6. Kelvin Sampson’s return from exile to the Final Four

For an in-depth read on this, my post-Houston post-win column is an overview of who Sampson is, what got him out of college basketball, how he came back, and why it had to be. done in a school like Houston. Sampson’s first Final Four trip was in 2002 with Oklahoma. Now 65, Sampson will have a moment on the big stage that revalidates him as one of the best coaches in the sport. Many of his contemporaries would rank him among the top 10-15 tacticians in the game. This whiteboard reputation will grow from corporate recognition to national recognition through the revitalization and complete overhaul of UH.

Sampson isn’t a true redemption story, but the complicated layers of his past make his journey even more interesting. In 2008, the idea that he would one day come back to this point was unthinkable.

7. The Pac-12 dream tournament is alive

The Pac-12 went 13-4 in this tournament and covered almost every ATS game. It was a phenomenal march for the Conference of Champions. Even bringing a team to the Final Four is cause for celebration in the West, as the league doesn’t bring a team to the big stage every year. The UCLA party crash is only the sixth time since 2000 that a Pac-12 / Pac-10 team has made it so far.

The 2021 NCAA tournament will ultimately be remembered for three things: 1) Gonzaga either winning it all or losing just shy to make history 2) being the most upset tournament ever (we’re at 14 and count in light of UCLA which succeeds Tuesday night) and 3) the relaunch of Pac-12. This flag is still waving, courtesy of UCLA.

The Pac-12 run has benefited the league more money than ever before on NCAA tournament units, and that could signal – could – signal a change in direction for the league over the next half-decade. I have to understand that Bill Walton is going to make his way into Lucas Oil Stadium on Saturday, right?

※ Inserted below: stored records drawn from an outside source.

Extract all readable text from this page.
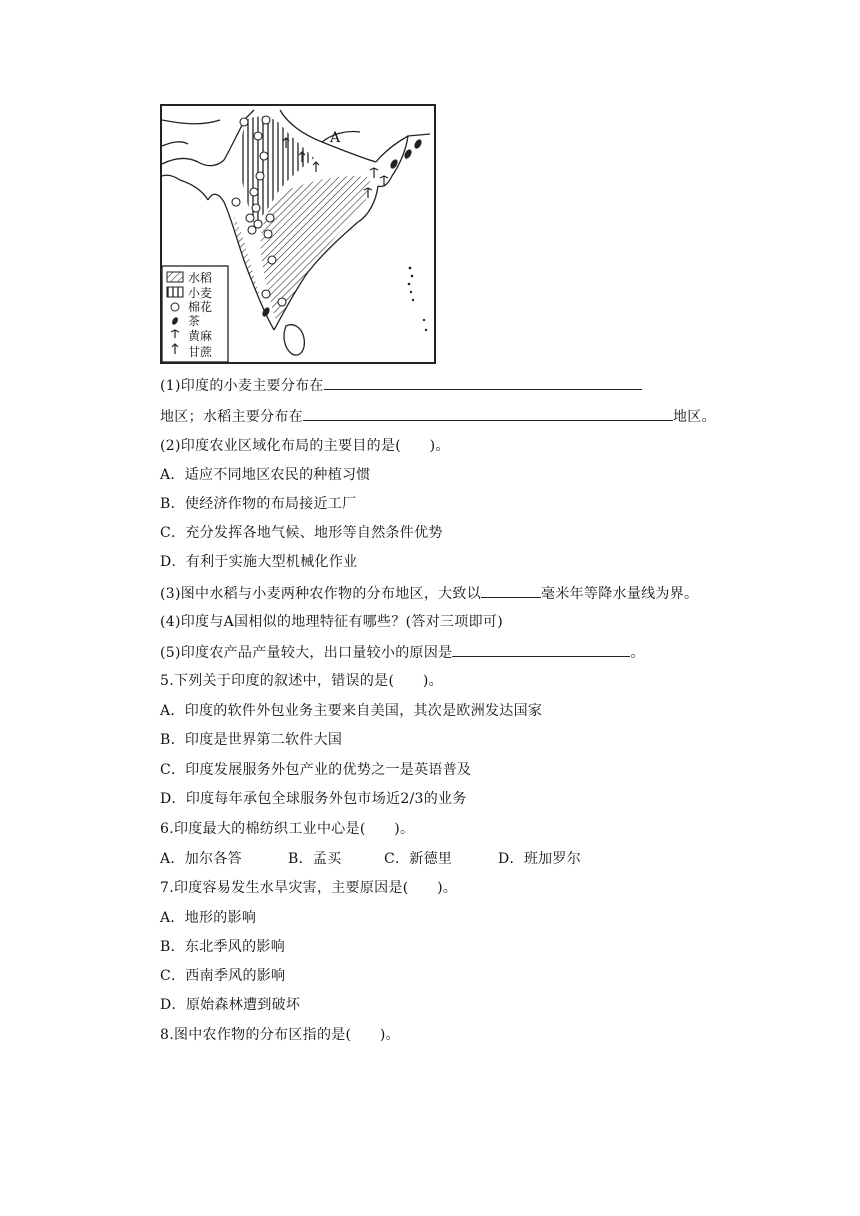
A
水稻
小麦
棉花
茶
黄麻
甘蔗
(1)印度的小麦主要分布在
地区；水稻主要分布在	地区。
(2)印度农业区域化布局的主要目的是(　　)。
A．适应不同地区农民的种植习惯
B．使经济作物的布局接近工厂
C．充分发挥各地气候、地形等自然条件优势
D．有利于实施大型机械化作业
(3)图中水稻与小麦两种农作物的分布地区，大致以	毫米年等降水量线为界。
(4)印度与A国相似的地理特征有哪些？(答对三项即可)
(5)印度农产品产量较大，出口量较小的原因是	。
5.下列关于印度的叙述中，错误的是(　　)。
A．印度的软件外包业务主要来自美国，其次是欧洲发达国家
B．印度是世界第二软件大国
C．印度发展服务外包产业的优势之一是英语普及
D．印度每年承包全球服务外包市场近2/3的业务
6.印度最大的棉纺织工业中心是(　　)。
A．加尔各答	B．孟买	C．新德里	D．班加罗尔
7.印度容易发生水旱灾害，主要原因是(　　)。
A．地形的影响
B．东北季风的影响
C．西南季风的影响
D．原始森林遭到破坏
8.图中农作物的分布区指的是(　　)。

8. A once in a lifetime tournament experience comes to an end

I can write with first-hand experience that the coronavirus and all of its dangers and threats still loom over Indianapolis and this tournament. Don’t keep that in mind. To date, only one game has been called off between the NCAA Men’s and Women’s tournaments. There are six games left in total between the two. There are five days left to finish this tough season, but we haven’t finished it yet. Each morning brings reasons for cautious optimism. This tournament has been as logistically difficult as anything that has been done in sports around the world since the pandemic struck. When it’s all over, everyone can finally breathe a sigh of relief. But we’re not there yet, and until the end of the tournament, COVID-19 is still the most important story attached to this tournament, even if it is the least joyous and the most unwanted.

Can we do five more days without more disruption? Hopefully the chaos is left at court and nowhere else.